LOUIS XIV ET SA COUR.

Caractère général de la littérature sous Louis XIV.- Tableau de la cour; Madame de Sévigné.

Caractère général de la littérature sous Louis XIV.

Corneille, Descartes, Pascal remplissent la première moitié du dix-septième siècle. Malgré la diversité qui fait leur génie, ces grands hommes ont entre eux une certaine parenté d'intelligence. Élan spiritualiste, simplicité dans la grandeur, verve contenue dans le sublime, tels sont les principaux caractères qu'ils possèdent en commun: on sent qu'une grave et majestueuse harmonie tend à s'établir entre les plus illustres représentants de la pensée française. Mais s'ils avaient déjà un lien d'unité dans l'esprit du siècle, ils n'avaient pas encore un centre dans le gouvernement. Cependant grandissait, au milieu des sanglantes frivolités de la Fronde, l'homme qui le premier devait donner à la France ce qu'elle désirait le plus, l'unité sévère qui fait sa force et sa gloire. La royauté, cette personnification matérielle d'un peuple, était alors la seule forme sous laquelle la nation pût se voir et se comprendre elle-même : Louis XIV fut l'expression la plus glorieuse de la royauté.

Sa personne semblait faite pour son rôle sa taille, son port, sa beauté et sa grande mine annonçaient le souverain; une majesté naturelle accompagnait toutes ses actions et commandait le respect.

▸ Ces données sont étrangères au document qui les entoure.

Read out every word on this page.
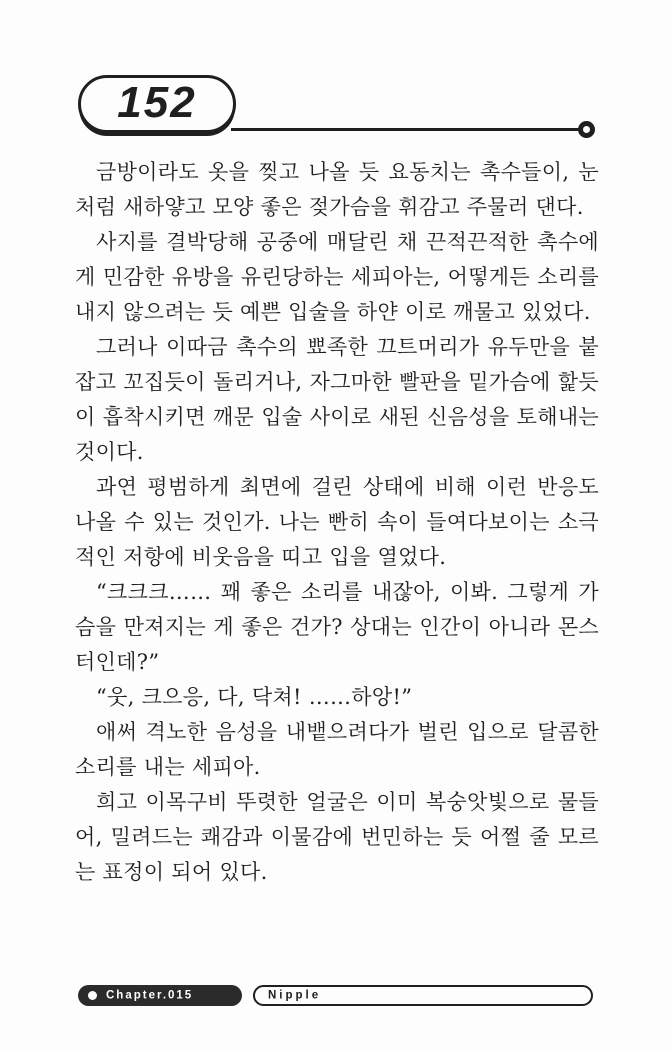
152

금방이라도 옷을 찢고 나올 듯 요동치는 촉수들이, 눈처럼 새하얗고 모양 좋은 젖가슴을 휘감고 주물러 댄다.

사지를 결박당해 공중에 매달린 채 끈적끈적한 촉수에게 민감한 유방을 유린당하는 세피아는, 어떻게든 소리를 내지 않으려는 듯 예쁜 입술을 하얀 이로 깨물고 있었다.

그러나 이따금 촉수의 뾰족한 끄트머리가 유두만을 붙잡고 꼬집듯이 돌리거나, 자그마한 빨판을 밑가슴에 핥듯이 흡착시키면 깨문 입술 사이로 새된 신음성을 토해내는 것이다.

과연 평범하게 최면에 걸린 상태에 비해 이런 반응도 나올 수 있는 것인가. 나는 빤히 속이 들여다보이는 소극적인 저항에 비웃음을 띠고 입을 열었다.

“크크크…… 꽤 좋은 소리를 내잖아, 이봐. 그렇게 가슴을 만져지는 게 좋은 건가? 상대는 인간이 아니라 몬스터인데?”

“웃, 크으응, 다, 닥쳐! ……하앙!”

애써 격노한 음성을 내뱉으려다가 벌린 입으로 달콤한 소리를 내는 세피아.

희고 이목구비 뚜렷한 얼굴은 이미 복숭앗빛으로 물들어, 밀려드는 쾌감과 이물감에 번민하는 듯 어쩔 줄 모르는 표정이 되어 있다.

Chapter.015	Nipple
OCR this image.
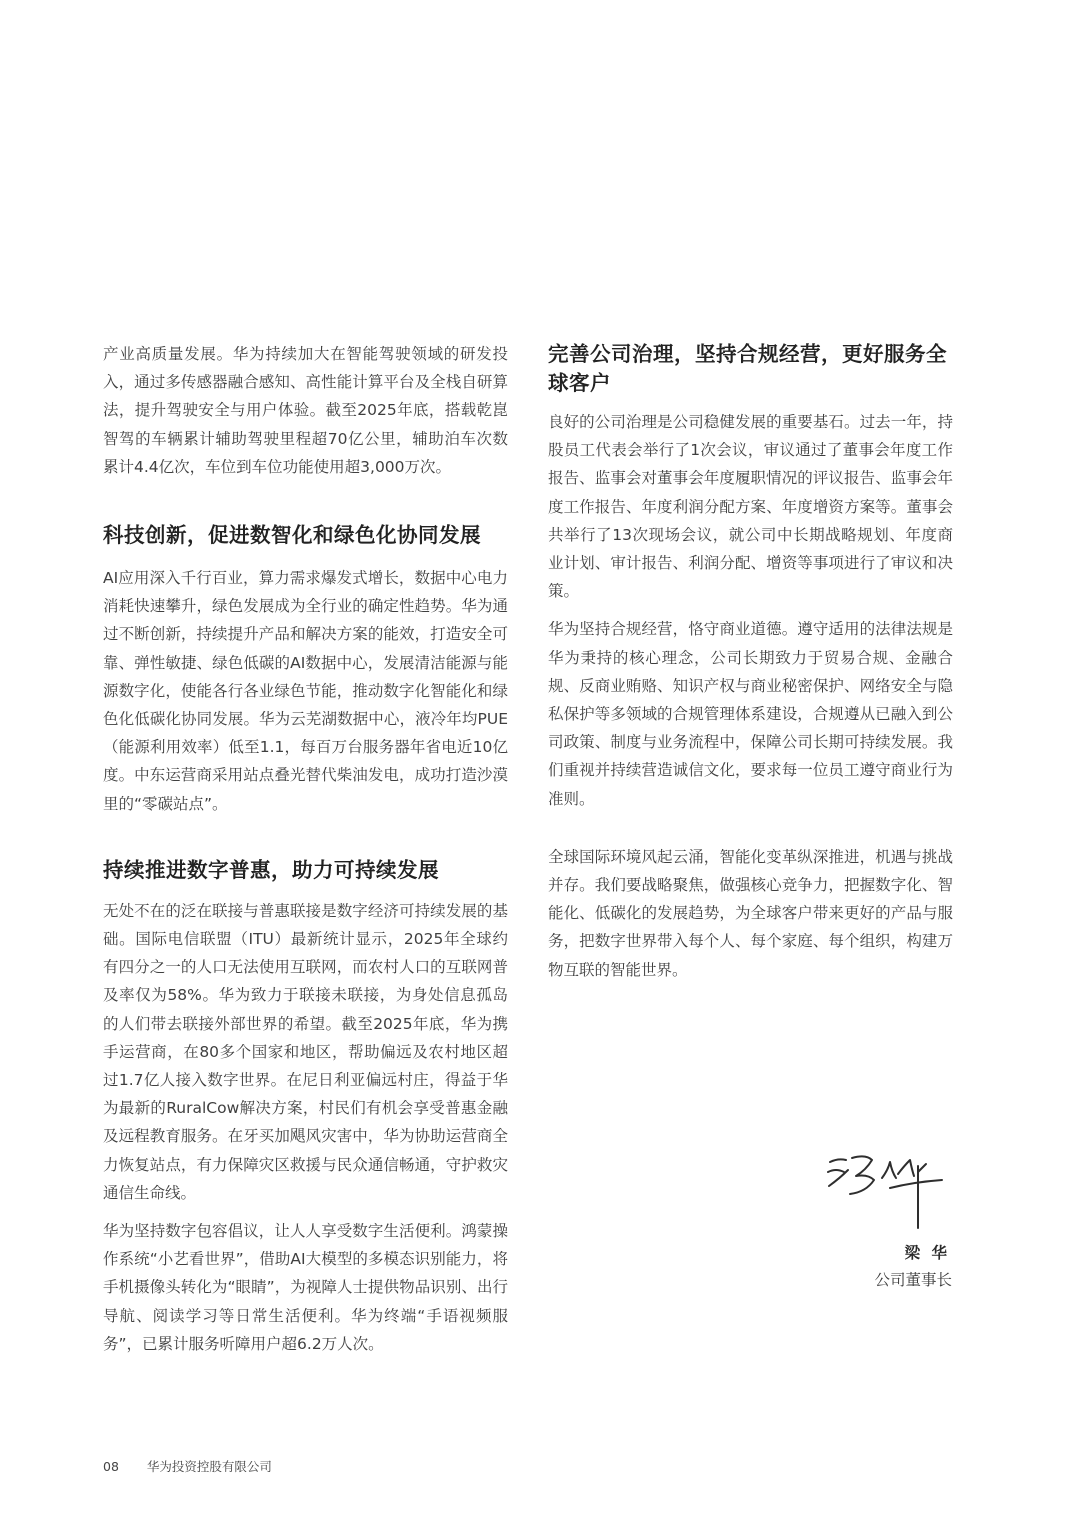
产业高质量发展。华为持续加大在智能驾驶领域的研发投入，通过多传感器融合感知、高性能计算平台及全栈自研算法，提升驾驶安全与用户体验。截至2025年底，搭载乾崑智驾的车辆累计辅助驾驶里程超70亿公里，辅助泊车次数累计4.4亿次，车位到车位功能使用超3,000万次。

科技创新，促进数智化和绿色化协同发展

AI应用深入千行百业，算力需求爆发式增长，数据中心电力消耗快速攀升，绿色发展成为全行业的确定性趋势。华为通过不断创新，持续提升产品和解决方案的能效，打造安全可靠、弹性敏捷、绿色低碳的AI数据中心，发展清洁能源与能源数字化，使能各行各业绿色节能，推动数字化智能化和绿色化低碳化协同发展。华为云芜湖数据中心，液冷年均PUE（能源利用效率）低至1.1，每百万台服务器年省电近10亿度。中东运营商采用站点叠光替代柴油发电，成功打造沙漠里的“零碳站点”。

持续推进数字普惠，助力可持续发展

无处不在的泛在联接与普惠联接是数字经济可持续发展的基础。国际电信联盟（ITU）最新统计显示，2025年全球约有四分之一的人口无法使用互联网，而农村人口的互联网普及率仅为58%。华为致力于联接未联接，为身处信息孤岛的人们带去联接外部世界的希望。截至2025年底，华为携手运营商，在80多个国家和地区，帮助偏远及农村地区超过1.7亿人接入数字世界。在尼日利亚偏远村庄，得益于华为最新的RuralCow解决方案，村民们有机会享受普惠金融及远程教育服务。在牙买加飓风灾害中，华为协助运营商全力恢复站点，有力保障灾区救援与民众通信畅通，守护救灾通信生命线。

华为坚持数字包容倡议，让人人享受数字生活便利。鸿蒙操作系统“小艺看世界”，借助AI大模型的多模态识别能力，将手机摄像头转化为“眼睛”，为视障人士提供物品识别、出行导航、阅读学习等日常生活便利。华为终端“手语视频服务”，已累计服务听障用户超6.2万人次。

完善公司治理，坚持合规经营，更好服务全球客户

良好的公司治理是公司稳健发展的重要基石。过去一年，持股员工代表会举行了1次会议，审议通过了董事会年度工作报告、监事会对董事会年度履职情况的评议报告、监事会年度工作报告、年度利润分配方案、年度增资方案等。董事会共举行了13次现场会议，就公司中长期战略规划、年度商业计划、审计报告、利润分配、增资等事项进行了审议和决策。

华为坚持合规经营，恪守商业道德。遵守适用的法律法规是华为秉持的核心理念，公司长期致力于贸易合规、金融合规、反商业贿赂、知识产权与商业秘密保护、网络安全与隐私保护等多领域的合规管理体系建设，合规遵从已融入到公司政策、制度与业务流程中，保障公司长期可持续发展。我们重视并持续营造诚信文化，要求每一位员工遵守商业行为准则。

全球国际环境风起云涌，智能化变革纵深推进，机遇与挑战并存。我们要战略聚焦，做强核心竞争力，把握数字化、智能化、低碳化的发展趋势，为全球客户带来更好的产品与服务，把数字世界带入每个人、每个家庭、每个组织，构建万物互联的智能世界。

梁 华
公司董事长
08 华为投资控股有限公司
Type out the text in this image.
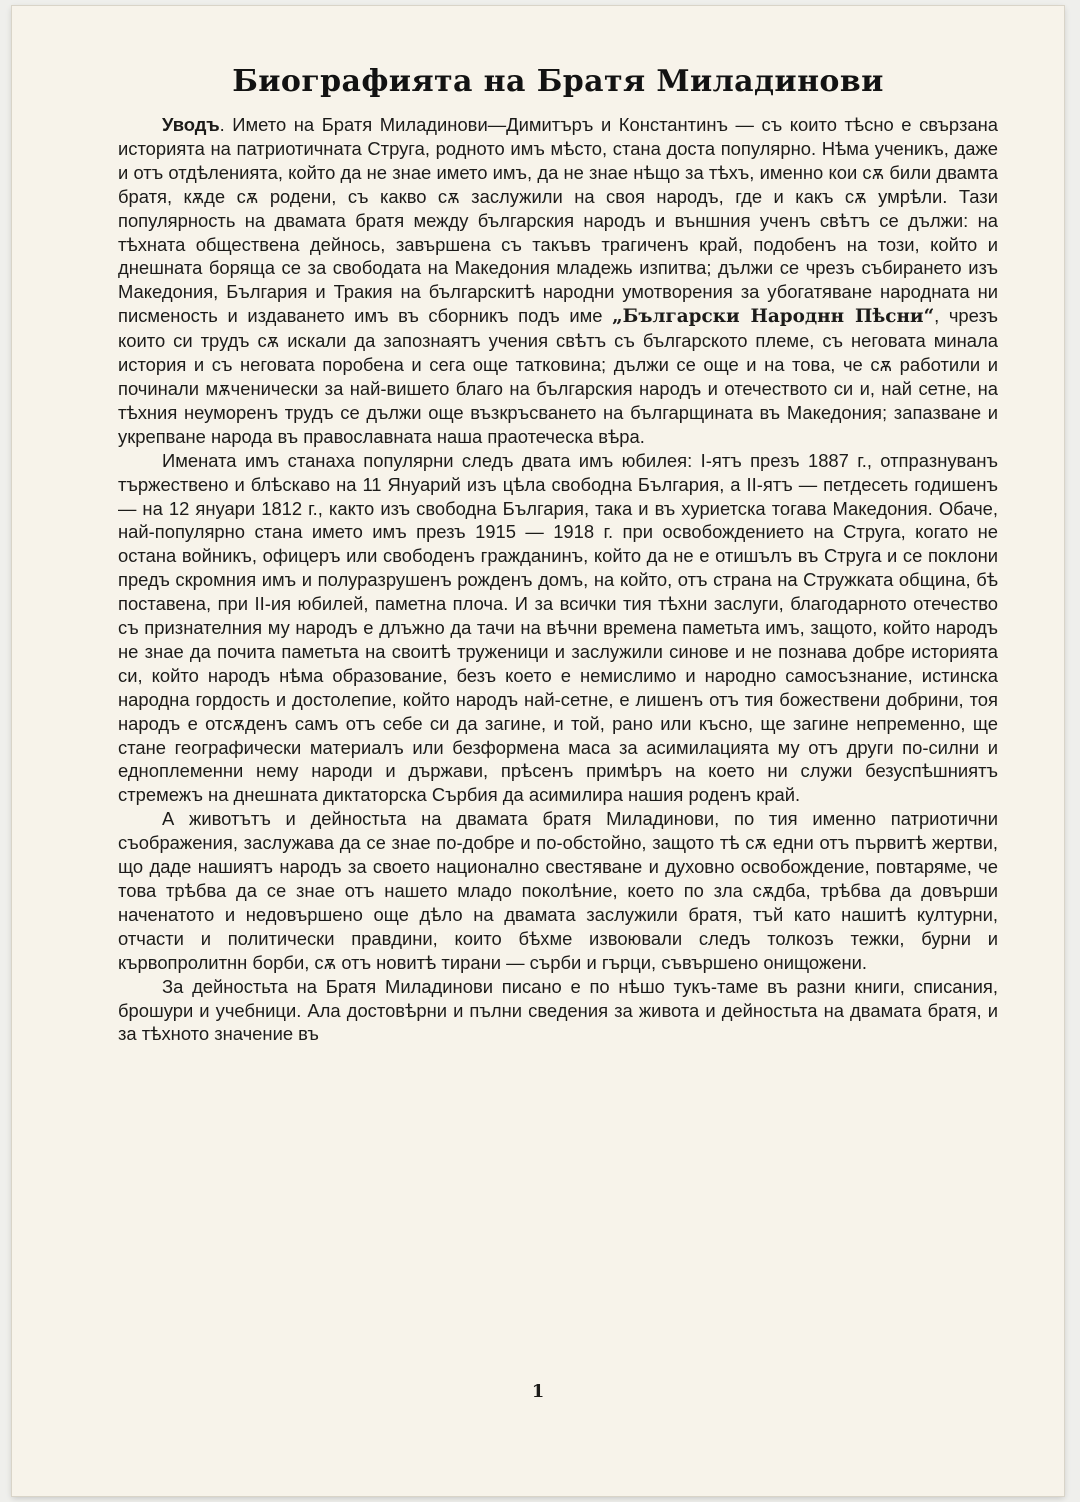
Биографията на Братя Миладинови

Уводъ. Името на Братя Миладинови—Димитъръ и Константинъ — съ които тѣсно е свързана историята на патриотичната Струга, родното имъ мѣсто, стана доста популярно. Нѣма ученикъ, даже и отъ отдѣленията, който да не знае името имъ, да не знае нѣщо за тѣхъ, именно кои сѫ били двамта братя, кѫде сѫ родени, съ какво сѫ заслужили на своя народъ, где и какъ сѫ умрѣли. Тази популярность на двамата братя между българския народъ и външния ученъ свѣтъ се дължи: на тѣхната обществена дейнось, завършена съ такъвъ трагиченъ край, подобенъ на този, който и днешната боряща се за свободата на Македония младежь изпитва; дължи се чрезъ събирането изъ Македония, България и Тракия на българскитѣ народни умотворения за убогатяване народната ни писменость и издаването имъ въ сборникъ подъ име „Български Народнн Пѣсни“, чрезъ които си трудъ сѫ искали да запознаятъ учения свѣтъ съ българското племе, съ неговата минала история и съ неговата поробена и сега още татковина; дължи се още и на това, че сѫ работили и починали мѫченически за най-вишето благо на българския народъ и отечеството си и, най сетне, на тѣхния неуморенъ трудъ се дължи още възкръсването на българщината въ Македония; запазване и укрепване народа въ православната наша праотеческа вѣра.

Имената имъ станаха популярни следъ двата имъ юбилея: I-ятъ презъ 1887 г., отпразнуванъ тържествено и блѣскаво на 11 Януарий изъ цѣла свободна България, а II-ятъ — петдесеть годишенъ— на 12 януари 1812 г., както изъ свободна България, така и въ хуриетска тогава Македония. Обаче, най-популярно стана името имъ презъ 1915 — 1918 г. при освобождението на Струга, когато не остана войникъ, офицеръ или свободенъ гражданинъ, който да не е отишълъ въ Струга и се поклони предъ скромния имъ и полуразрушенъ рожденъ домъ, на който, отъ страна на Стружката община, бѣ поставена, при II-ия юбилей, паметна плоча. И за всички тия тѣхни заслуги, благодарното отечество съ признателния му народъ е длъжно да тачи на вѣчни времена паметьта имъ, защото, който народъ не знае да почита паметьта на своитѣ труженици и заслужили синове и не познава добре историята си, който народъ нѣма образование, безъ което е немислимо и народно самосъзнание, истинска народна гордость и достолепие, който народъ най-сетне, е лишенъ отъ тия божествени добрини, тоя народъ е отсѫденъ самъ отъ себе си да загине, и той, рано или късно, ще загине непременно, ще стане географически материалъ или безформена маса за асимилацията му отъ други по-силни и едноплеменни нему народи и държави, прѣсенъ примѣръ на което ни служи безуспѣшниятъ стремежъ на днешната диктаторска Сърбия да асимилира нашия роденъ край.

А животътъ и дейностьта на двамата братя Миладинови, по тия именно патриотични съображения, заслужава да се знае по-добре и по-обстойно, защото тѣ сѫ едни отъ първитѣ жертви, що даде нашиятъ народъ за своето национално свестяване и духовно освобождение, повтаряме, че това трѣбва да се знае отъ нашето младо поколѣние, което по зла сѫдба, трѣбва да довърши наченатото и недовършено още дѣло на двамата заслужили братя, тъй като нашитѣ културни, отчасти и политически правдини, които бѣхме извоювали следъ толкозъ тежки, бурни и кървопролитнн борби, сѫ отъ новитѣ тирани — сърби и гърци, съвършено онищожени.

За дейностьта на Братя Миладинови писано е по нѣшо тукъ-таме въ разни книги, списания, брошури и учебници. Ала достовѣрни и пълни сведения за живота и дейностьта на двамата братя, и за тѣхното значение въ

1
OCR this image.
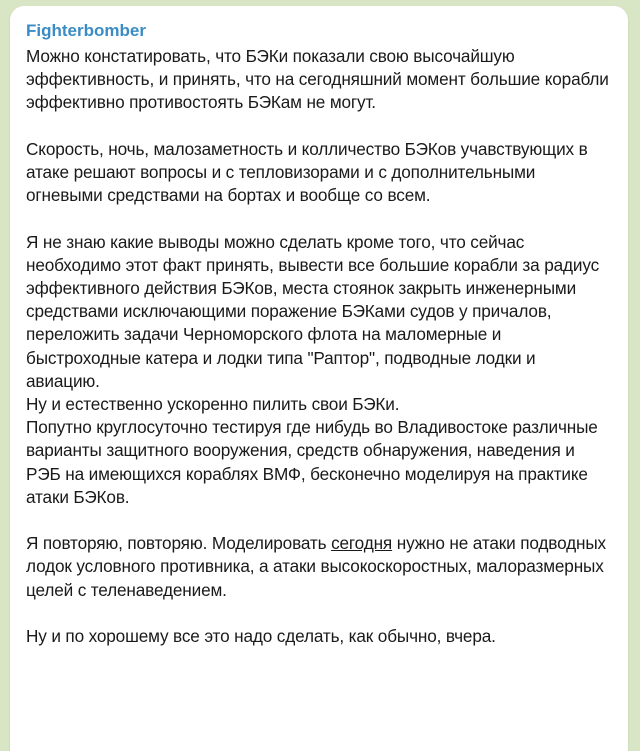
Fighterbomber

Можно констатировать, что БЭКи показали свою высочайшую эффективность, и принять, что на сегодняшний момент большие корабли эффективно противостоять БЭКам не могут.

Скорость, ночь, малозаметность и колличество БЭКов учавствующих в атаке решают вопросы и с тепловизорами и с дополнительными огневыми средствами на бортах и вообще со всем.

Я не знаю какие выводы можно сделать кроме того, что сейчас необходимо этот факт принять, вывести все большие корабли за радиус эффективного действия БЭКов, места стоянок закрыть инженерными средствами исключающими поражение БЭКами судов у причалов, переложить задачи Черноморского флота на маломерные и быстроходные катера и лодки типа "Раптор", подводные лодки и авиацию.

Ну и естественно ускоренно пилить свои БЭКи.

Попутно круглосуточно тестируя где нибудь во Владивостоке различные варианты защитного вооружения, средств обнаружения, наведения и РЭБ на имеющихся кораблях ВМФ, бесконечно моделируя на практике атаки БЭКов.

Я повторяю, повторяю. Моделировать сегодня нужно не атаки подводных лодок условного противника, а атаки высокоскоростных, малоразмерных целей с теленаведением.

Ну и по хорошему все это надо сделать, как обычно, вчера.
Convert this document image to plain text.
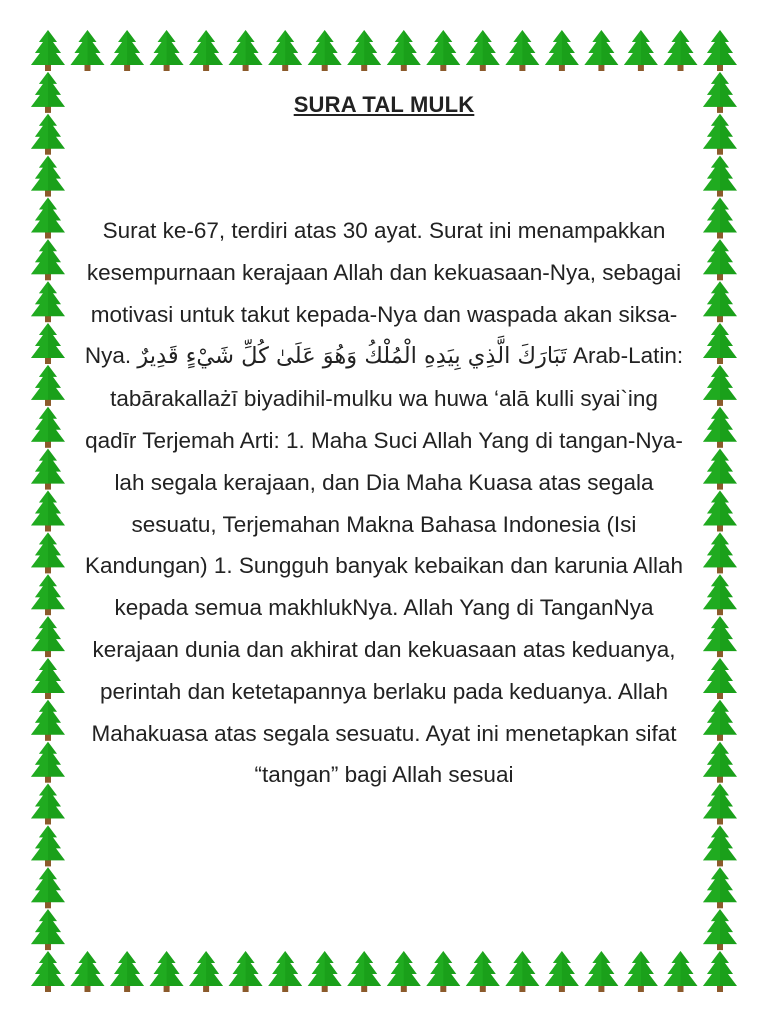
SURA TAL MULK

Surat ke-67, terdiri atas 30 ayat. Surat ini menampakkan kesempurnaan kerajaan Allah dan kekuasaan-Nya, sebagai motivasi untuk takut kepada-Nya dan waspada akan siksa-Nya. تَبَارَكَ الَّذِي بِيَدِهِ الْمُلْكُ وَهُوَ عَلَىٰ كُلِّ شَيْءٍ قَدِيرٌ Arab-Latin: tabārakallażī biyadihil-mulku wa huwa ‘alā kulli syai`ing qadīr Terjemah Arti: 1. Maha Suci Allah Yang di tangan-Nya-lah segala kerajaan, dan Dia Maha Kuasa atas segala sesuatu, Terjemahan Makna Bahasa Indonesia (Isi Kandungan) 1. Sungguh banyak kebaikan dan karunia Allah kepada semua makhlukNya. Allah Yang di TanganNya kerajaan dunia dan akhirat dan kekuasaan atas keduanya, perintah dan ketetapannya berlaku pada keduanya. Allah Mahakuasa atas segala sesuatu. Ayat ini menetapkan sifat “tangan” bagi Allah sesuai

Il suppléait par un grand sens au défaut de son éducation. Il avait surtout l'instinct du pouvoir, le besoin de diriger, la foi en soi-même, si nécessaire pour commander aux autres. Aussi prit-il possession sans défiance de toutes les forces vives de la nation. Il entra dans son siècle comme chez lui. Sa maxime fut toute contraire à celle

des tyrannies vulgaires; il voulut unir pour régner. Il concentra au pied de son trône tout ce qui était influence ou éclat: noblesse, fortune, science, génie, bravoure, vinrent comme autant de rayons briller autour de sa couronne. Le peuple, fatigué de la guerre civile, s'attacha au roi comme à son défenseur; la bourgeoisie aima volontiers ce maître de ses maîtres, qui lui garantissait, à défaut d'autres égalités, celle de l'obéissance.

L'aristocratie abandonna encore une fois, comme sous François Ier, ses ennuyeux châteaux pour l'élégante domesticité de la cour. Mais cette fois sa présence ne fut plus menaçante pour le pouvoir royal. Richelieu avait brisé pour jamais son orgueil; et la réaction avortée de la Fronde, cette révolution parlementaire dont la noblesse fit une émeute, lui avait prouvé à elle-même son impuissance. Désormais elle ne sera plus rien qu'avec et par le roi. Elle pourra devenir pour la France un fardeau : du moins elle ne sera plus un danger.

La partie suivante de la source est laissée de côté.